`dvc push` / `import-url --to-remote` to remote ssh works very, very slow.
See original GitHub issueBug Report
I think it did through enough research to report this bug. I’ve first try to find info online and in support threads - no luck there. I’ve talked on Discord with Gao and he decided I should post this as a bug here.
Description
dvc push
and dvc add / import-url --to-remote
works really really slow. Like, few kilobytes in 5 minutes slow. SCP and SFTP to that same server work fast.
Reproduce
touch test.txt
echo "AAAA" > test.txt
dvc add test.txt
dvc push
or
dvc import-url --to-remote https://example.com/some.jpg
The transferring process takes very very long.
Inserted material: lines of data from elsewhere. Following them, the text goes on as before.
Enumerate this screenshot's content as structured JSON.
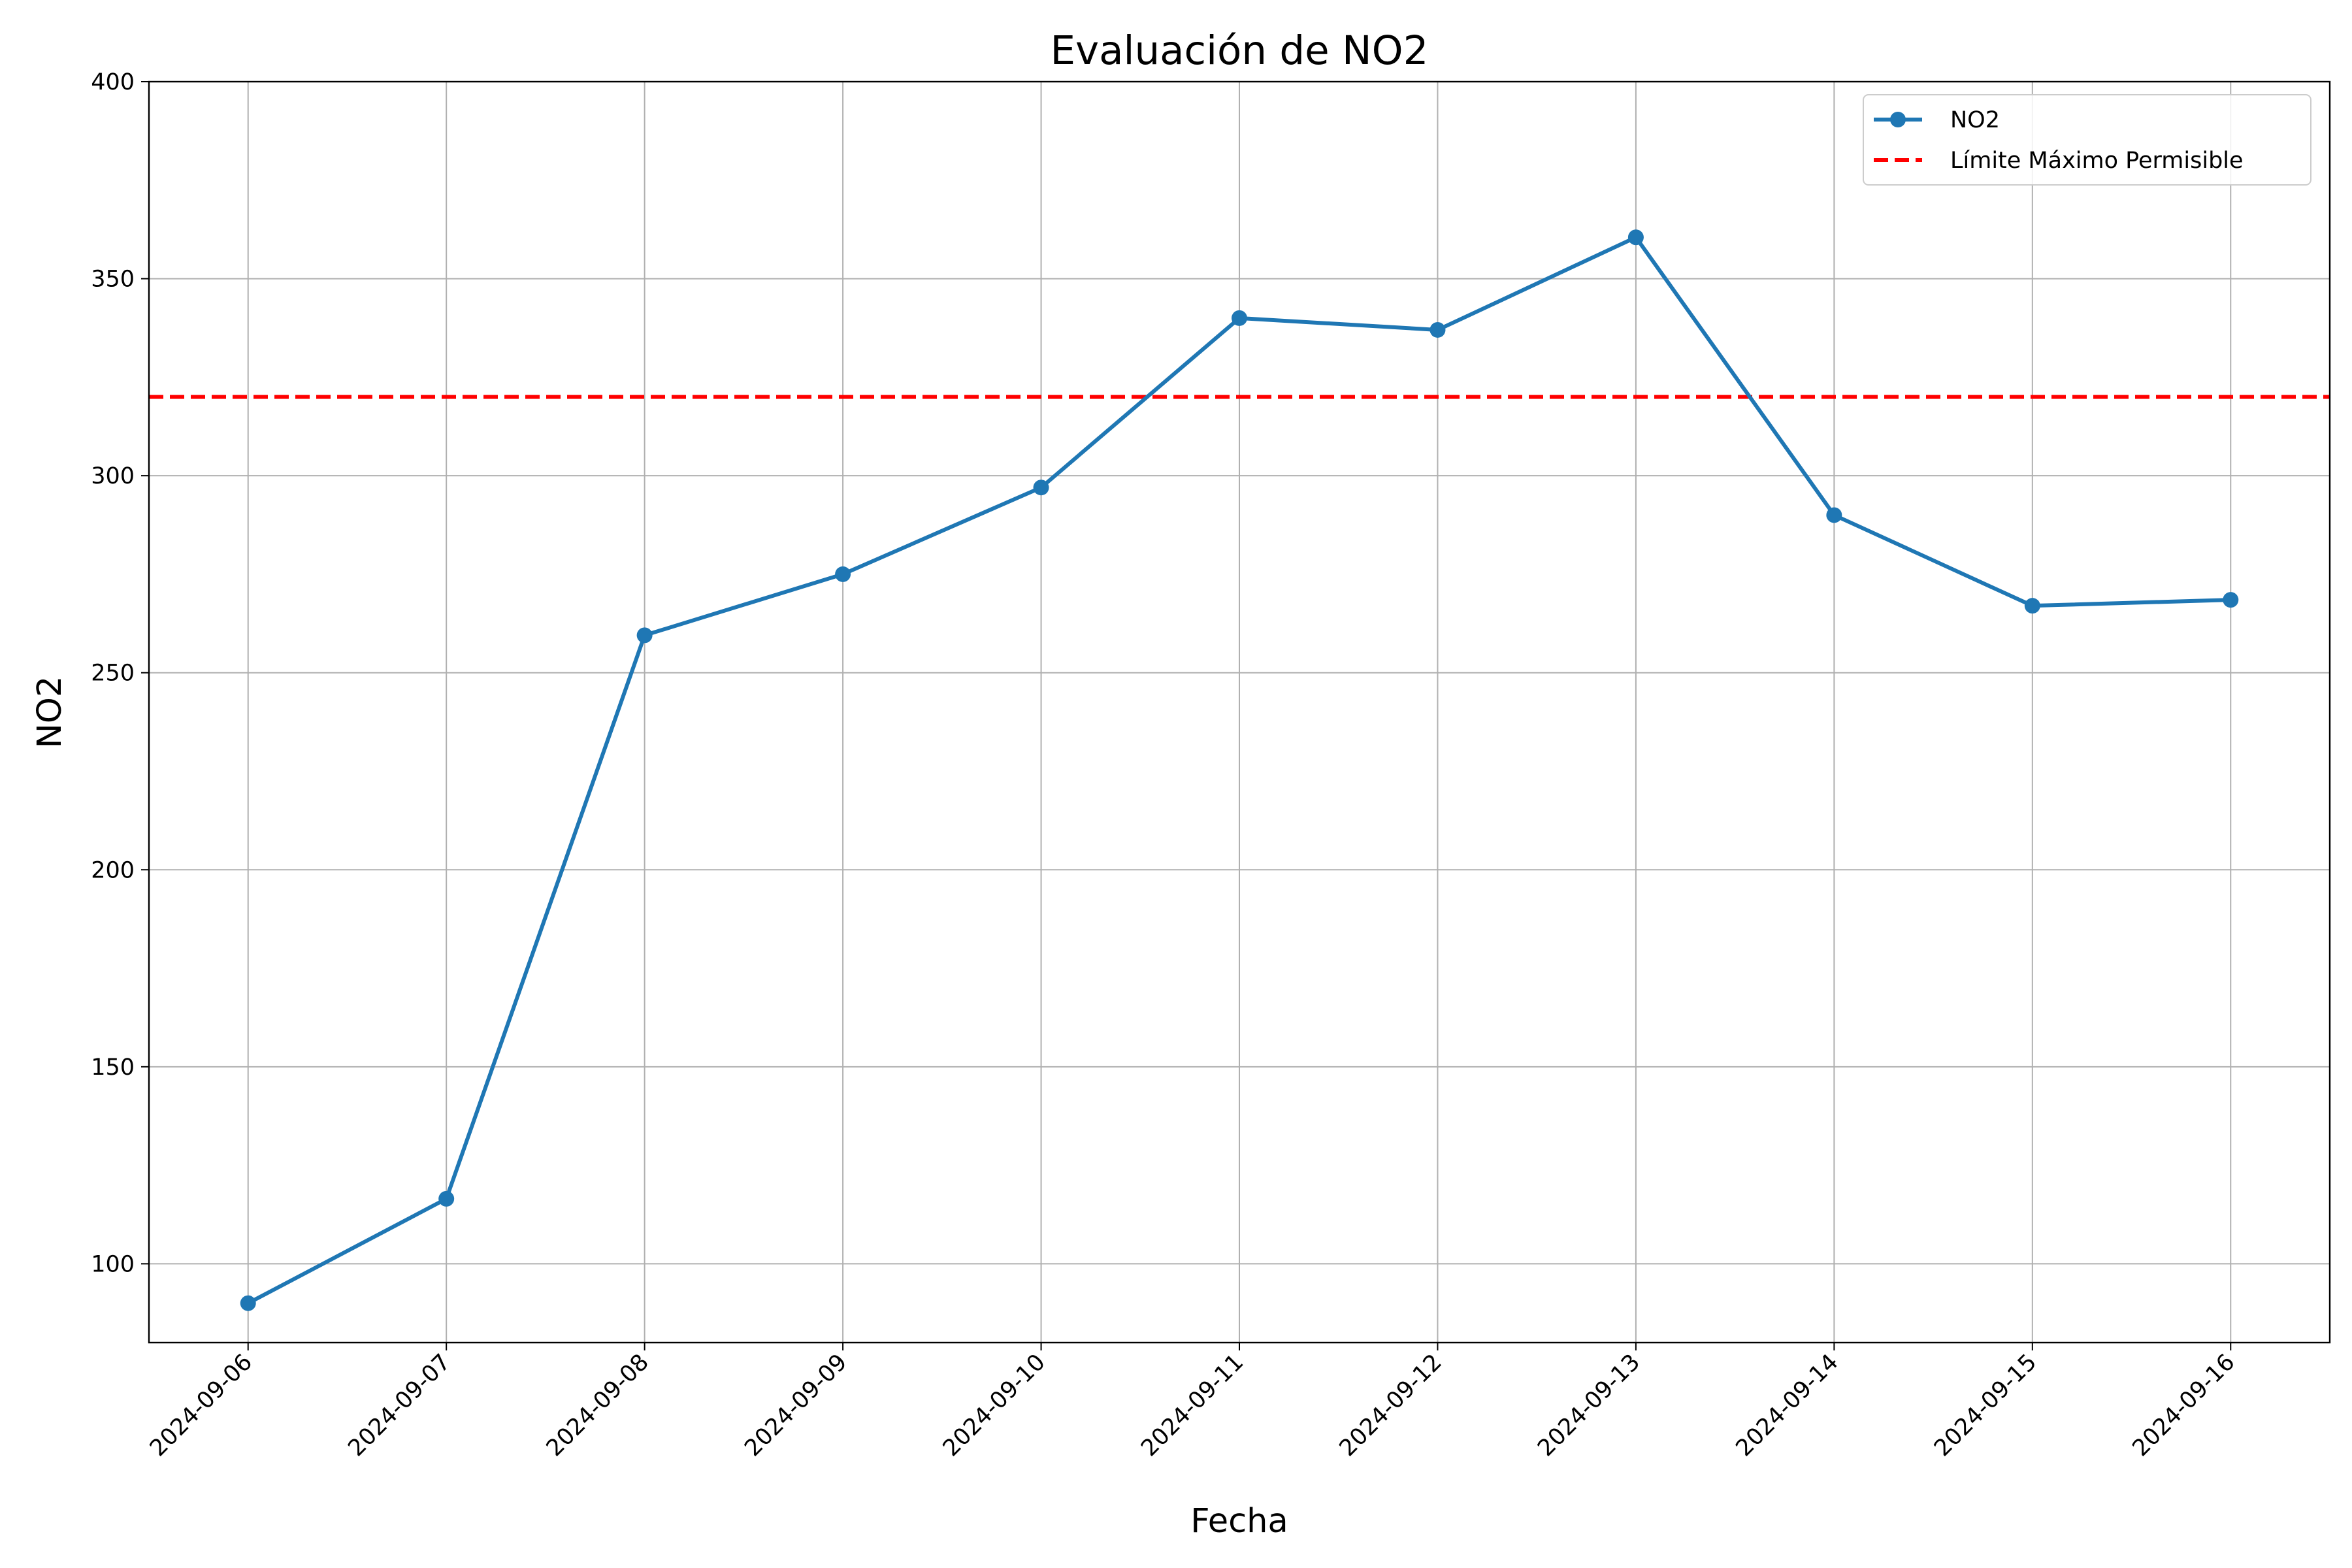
{
  "chart_data": {
    "type": "line",
    "title": "Evaluación de NO2",
    "xlabel": "Fecha",
    "ylabel": "NO2",
    "categories": [
      "2024-09-06",
      "2024-09-07",
      "2024-09-08",
      "2024-09-09",
      "2024-09-10",
      "2024-09-11",
      "2024-09-12",
      "2024-09-13",
      "2024-09-14",
      "2024-09-15",
      "2024-09-16"
    ],
    "series": [
      {
        "name": "NO2",
        "values": [
          90,
          116.5,
          259.5,
          275,
          297,
          340,
          337,
          360.5,
          290,
          267,
          268.5
        ],
        "color": "#1f77b4",
        "marker": "circle"
      }
    ],
    "reference_lines": [
      {
        "name": "Límite Máximo Permisible",
        "value": 320,
        "color": "#ff0000",
        "style": "dashed"
      }
    ],
    "ylim": [
      80,
      400
    ],
    "yticks": [
      100,
      150,
      200,
      250,
      300,
      350,
      400
    ],
    "grid": true,
    "legend": {
      "position": "top-right"
    }
  }
}
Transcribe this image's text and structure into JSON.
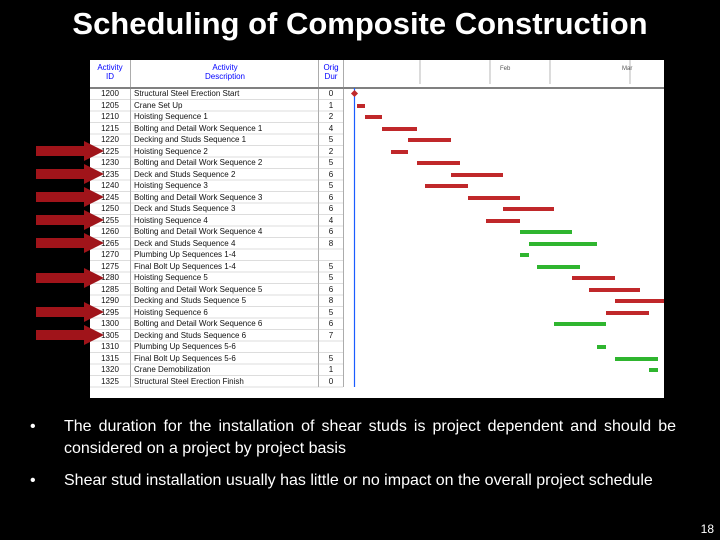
{
  "slide": {
    "title": "Scheduling of Composite Construction",
    "page_number": "18",
    "bullets": [
      "The duration for the installation of shear studs is project dependent and should be considered on a project by project basis",
      "Shear stud installation usually has little or no impact on the overall project schedule"
    ]
  },
  "gantt": {
    "headers": {
      "id_line1": "Activity",
      "id_line2": "ID",
      "desc_line1": "Activity",
      "desc_line2": "Description",
      "dur_line1": "Orig",
      "dur_line2": "Dur"
    },
    "timeline_labels": [
      "Feb",
      "Mar"
    ],
    "colors": {
      "steel": "#c0282a",
      "studs": "#2fb52f",
      "milestone": "#c0282a",
      "arrow": "#a0141a",
      "header_text": "#0000ff"
    },
    "rows": [
      {
        "id": "1200",
        "desc": "Structural Steel Erection Start",
        "dur": "0",
        "type": "milestone-start",
        "start": 0,
        "len": 0
      },
      {
        "id": "1205",
        "desc": "Crane Set Up",
        "dur": "1",
        "type": "steel",
        "start": 1,
        "len": 1
      },
      {
        "id": "1210",
        "desc": "Hoisting Sequence 1",
        "dur": "2",
        "type": "steel",
        "start": 2,
        "len": 2
      },
      {
        "id": "1215",
        "desc": "Bolting and Detail Work Sequence 1",
        "dur": "4",
        "type": "steel",
        "start": 4,
        "len": 4
      },
      {
        "id": "1220",
        "desc": "Decking and Studs Sequence 1",
        "dur": "5",
        "type": "steel",
        "start": 7,
        "len": 5
      },
      {
        "id": "1225",
        "desc": "Hoisting Sequence 2",
        "dur": "2",
        "type": "steel",
        "start": 5,
        "len": 2
      },
      {
        "id": "1230",
        "desc": "Bolting and Detail Work Sequence 2",
        "dur": "5",
        "type": "steel",
        "start": 8,
        "len": 5
      },
      {
        "id": "1235",
        "desc": "Deck and Studs Sequence 2",
        "dur": "6",
        "type": "steel",
        "start": 12,
        "len": 6
      },
      {
        "id": "1240",
        "desc": "Hoisting Sequence 3",
        "dur": "5",
        "type": "steel",
        "start": 9,
        "len": 5
      },
      {
        "id": "1245",
        "desc": "Bolting and Detail Work Sequence 3",
        "dur": "6",
        "type": "steel",
        "start": 14,
        "len": 6
      },
      {
        "id": "1250",
        "desc": "Deck and Studs Sequence 3",
        "dur": "6",
        "type": "steel",
        "start": 18,
        "len": 6
      },
      {
        "id": "1255",
        "desc": "Hoisting Sequence 4",
        "dur": "4",
        "type": "steel",
        "start": 16,
        "len": 4
      },
      {
        "id": "1260",
        "desc": "Bolting and Detail Work Sequence 4",
        "dur": "6",
        "type": "studs",
        "start": 20,
        "len": 6
      },
      {
        "id": "1265",
        "desc": "Deck and Studs Sequence 4",
        "dur": "8",
        "type": "studs",
        "start": 21,
        "len": 8
      },
      {
        "id": "1270",
        "desc": "Plumbing Up Sequences 1-4",
        "dur": "",
        "type": "studs",
        "start": 20,
        "len": 1
      },
      {
        "id": "1275",
        "desc": "Final Bolt Up Sequences 1-4",
        "dur": "5",
        "type": "studs",
        "start": 22,
        "len": 5
      },
      {
        "id": "1280",
        "desc": "Hoisting Sequence 5",
        "dur": "5",
        "type": "steel",
        "start": 26,
        "len": 5
      },
      {
        "id": "1285",
        "desc": "Bolting and Detail Work Sequence 5",
        "dur": "6",
        "type": "steel",
        "start": 28,
        "len": 6
      },
      {
        "id": "1290",
        "desc": "Decking and Studs Sequence 5",
        "dur": "8",
        "type": "steel",
        "start": 31,
        "len": 8
      },
      {
        "id": "1295",
        "desc": "Hoisting Sequence 6",
        "dur": "5",
        "type": "steel",
        "start": 30,
        "len": 5
      },
      {
        "id": "1300",
        "desc": "Bolting and Detail Work Sequence 6",
        "dur": "6",
        "type": "studs",
        "start": 24,
        "len": 6
      },
      {
        "id": "1305",
        "desc": "Decking and Studs Sequence 6",
        "dur": "7",
        "type": "steel",
        "start": 39,
        "len": 7
      },
      {
        "id": "1310",
        "desc": "Plumbing Up Sequences 5-6",
        "dur": "",
        "type": "studs",
        "start": 29,
        "len": 1
      },
      {
        "id": "1315",
        "desc": "Final Bolt Up Sequences 5-6",
        "dur": "5",
        "type": "studs",
        "start": 31,
        "len": 5
      },
      {
        "id": "1320",
        "desc": "Crane Demobilization",
        "dur": "1",
        "type": "studs",
        "start": 35,
        "len": 1
      },
      {
        "id": "1325",
        "desc": "Structural Steel Erection Finish",
        "dur": "0",
        "type": "milestone-end",
        "start": 46,
        "len": 0
      }
    ],
    "arrow_rows": [
      5,
      7,
      9,
      11,
      13,
      16,
      19,
      21
    ]
  }
}
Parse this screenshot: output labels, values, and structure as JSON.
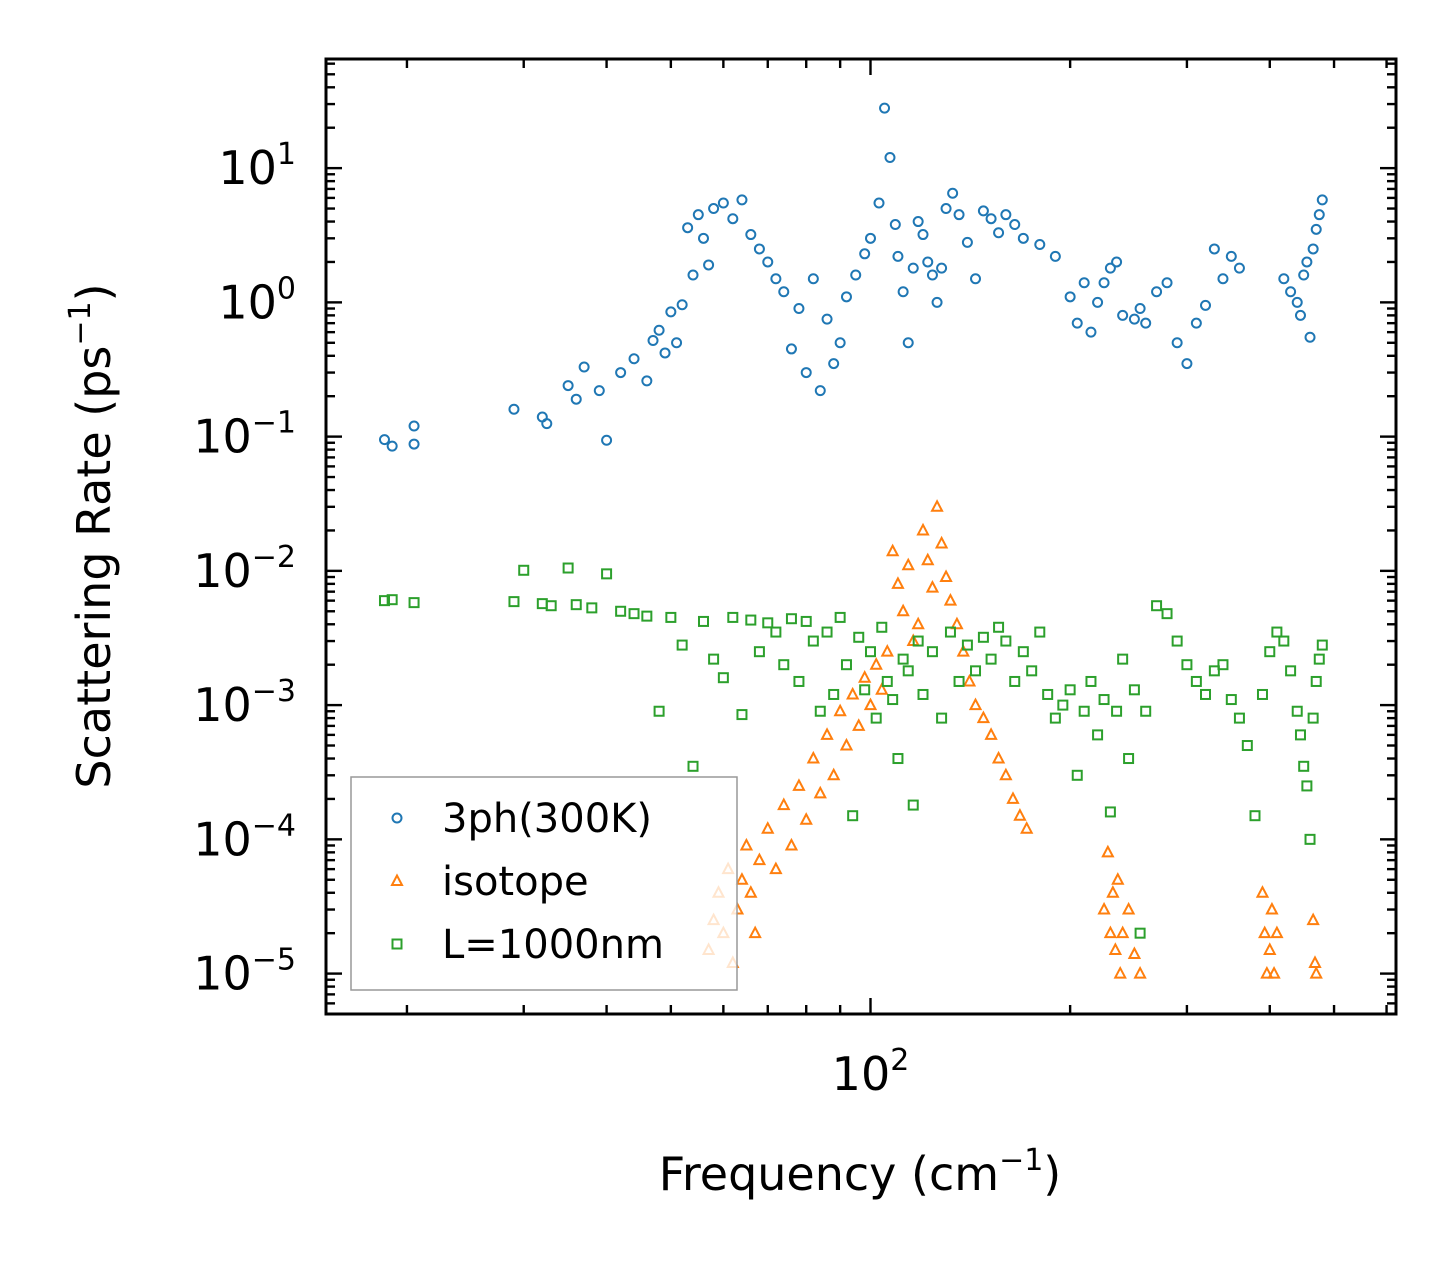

However, once in a (undefined) while it works fast.
Expected
Doing that same operation while remote is on local drive works blazingly fast.
Environment information
Topology of the network: MacOS — VPN — (over ssh) — ML server (local folder, shared directory)
However, this process was reproduced in various environments:
- without VPN
- with direct online access (no NAT) to the ML server
- with different eth interface on the ML machine
- on a different machine - PC - with different OS (Windows 10)
- on another machine - Linux and different remote ssh location
- from local machine to Oracle cloud
And it always was very very slow.
Output of config files:
.dvc/config remote.remote-ssh.url=ssh://ip/path/to/remote
.dvc/config core.remote=remote-ssh
.dvc/config.local remote.remote-ssh.user=login
.dvc/config.local remote.remote-ssh.password=password
Output of dvc doctor
:
$ dvc doctor
DVC version: 2.30.0 (pip)
---------------------------------
Platform: Python 3.9.6 on macOS-12.6-arm64-arm-64bit
Subprojects:
dvc_data = 0.17.1
dvc_objects = 0.7.0
dvc_render = 0.0.12
dvc_task = 0.1.3
dvclive = 0.11.0
scmrepo = 0.1.1
Supports:
http (aiohttp = 3.8.3, aiohttp-retry = 2.8.3),
https (aiohttp = 3.8.3, aiohttp-retry = 2.8.3),
ssh (sshfs = 2022.6.0)
Cache types: reflink, hardlink, symlink
Cache directory: apfs on /dev/disk3s1s1
Caches: local
Remotes: ssh
Workspace directory: apfs on /dev/disk3s1s1
Repo: dvc, git
Additional Information (if any):
Here are the c-profile dumps from dvc push
slow dvc push
fast dvc push
If you guys want, I can send the files, directly to the dev.
As you can see, there’s clearly a performance issue. We can exclude the lock of file by some cloud storage like OneDrive, Dropbox etc. IDEs like Pycharm or backup apps like Time-Machine. The bug was reproduced outside of such folders.
We can exclude the threading problem - dvc push -j 1
works slow too.
Issue Analytics
- State:
- Created a year ago
- Comments:8 (3 by maintainers)
Top GitHub Comments
Ok, great news! this issue fixed the problem. Now, only the initial push via dvc[ssh] (the making actually making the repo folders) is slow. Everything else works fast.
Many thanks to @efiop, @pared and all DVC team!
Ok, so now it goes flawlessly. I think. I need more tests, but it generally works. And I’m pretty sure the problem is with lock on the files caused discrepancy between cache and remote. If I deleted the folder on the remote and pushed the same files again, I reproduced the problem. Could this be the only cause?! What is the philosophy behind cache and remote? So if I push the same files, to two different remotes just by changing the config file, am I being a bad boy? This is odd since I’m pretty sure the problem with ssh was caused even with a clear dvc install. But after all this messing around, I might be wrong… I’ll check that too. Anyway, I’m sending the correct and wrong callgrind files.
callgrind-correct.zip callgrind-wrong.zip